This morning my oldest child managed to put soap in her eye and then run through two sets of daily contacts before I could convince her to let nature do its work and flush the burny stuff out of her ocular orbits. Then just as she was putting them on, her glasses broke. Then only a matter of minutes later, she cut her finger trying to fish a stashed pair of contacts out of her pocket. Then she missed her bus. Tough start to the day for anyone. Especially difficult if you’re newly 13. “I’m going to wear my hair over my eye today,” she told me as I drove her to school in my pajamas. “I don’t want people to think I have pink eye.” “Good God! Don’t do that,” I exclaimed. “With your luck you’ll walk into a door. Or a moving car.” I wonder what she did to piss off Karma. Karma’s a bitch.
This morning I noticed my husband’s cat of 17 years had managed to get his arthritic body on the toilet and was attempting to drink the blue water. I picked him up from the toilet and he peed on me. Like, for over a minute. Sooo much pee.
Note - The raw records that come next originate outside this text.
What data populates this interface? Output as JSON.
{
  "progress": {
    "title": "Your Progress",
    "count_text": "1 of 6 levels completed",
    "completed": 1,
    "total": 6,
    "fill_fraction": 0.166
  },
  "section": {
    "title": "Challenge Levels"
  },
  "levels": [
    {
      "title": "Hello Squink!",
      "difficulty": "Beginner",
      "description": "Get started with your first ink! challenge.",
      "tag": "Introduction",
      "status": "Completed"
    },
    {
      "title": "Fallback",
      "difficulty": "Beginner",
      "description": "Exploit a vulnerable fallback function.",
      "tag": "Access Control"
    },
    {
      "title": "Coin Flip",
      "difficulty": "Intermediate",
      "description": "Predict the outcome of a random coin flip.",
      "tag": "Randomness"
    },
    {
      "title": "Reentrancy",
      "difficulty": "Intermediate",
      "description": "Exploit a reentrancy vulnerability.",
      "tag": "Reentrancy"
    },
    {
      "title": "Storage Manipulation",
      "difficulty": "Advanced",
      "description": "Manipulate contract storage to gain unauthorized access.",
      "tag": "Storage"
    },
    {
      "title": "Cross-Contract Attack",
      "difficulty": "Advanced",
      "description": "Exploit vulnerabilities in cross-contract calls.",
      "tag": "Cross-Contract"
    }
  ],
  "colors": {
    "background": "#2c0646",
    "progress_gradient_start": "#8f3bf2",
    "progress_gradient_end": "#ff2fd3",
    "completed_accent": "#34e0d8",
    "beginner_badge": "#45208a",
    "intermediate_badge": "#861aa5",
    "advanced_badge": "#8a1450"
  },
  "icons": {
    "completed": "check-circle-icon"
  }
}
Normally I would find the humor in this, but today I can’t. Two months ago he weighed over 15 pounds. When he snoozed on the couch he looked like he’d been poured there like a giant pancake. Today you can see his hip bones and he drinks over 2 cups of water a day. He is always hungry, but declines any food unless it’s cheese or tuna. He no longer grooms himself, and even though he gives it a valiant effort, he doesn’t make it to the litter box more often than not. It doesn’t look good for him. He’s been with us longer than we’ve been married, an intrinsic part of our story and it breaks our hearts that his chapters are ending.
Karma’s a bitch and a whore.
Last night during a rainy and cold and so unevenly matched it was painful to watch select soccer game, I got to experience the dark side of what it means to be on a select team. Even though the girls are a “team,” they are competing against each other for spots on the field. That means the parents are competing as well. I hadn’t realized this going in. I know it’s part of the package, but I’ll admit that it’s confusing and hurtful to me to hear things said about my daughter by the very people who are supposed to be supporting her. “She should have gotten that!” “Oh, come ON!” And (and it’s not just me being a sensitive woman) it’s not so much the words as the tone. I hear them yelling on the sidelines, and I’m confused because a lot of it is NOT supportive. I hold my tongue, because it will help no one if I say what *I’m * thinking about their daughter (Is she running through water? Another hand ball?), but wow. So much pressure on these girls. They’re 10 years old. TEN. I worry that I’ve made a mistake, but I worry that NOT allowing her to join select would have been a mistake as well. She loves soccer. She loves being able to say that she’s a level 3 select player. She loves the drills and the practices. She loves it and wants to take it as far as she can. Rec league wasn’t cutting it for her anymore. This is where she needs to be to do what she wants to do. But DAMN, Sam. Back off my kid. She can out run, out kick, and out manuever yours. That’s why she’s out there. Don’t make me say it.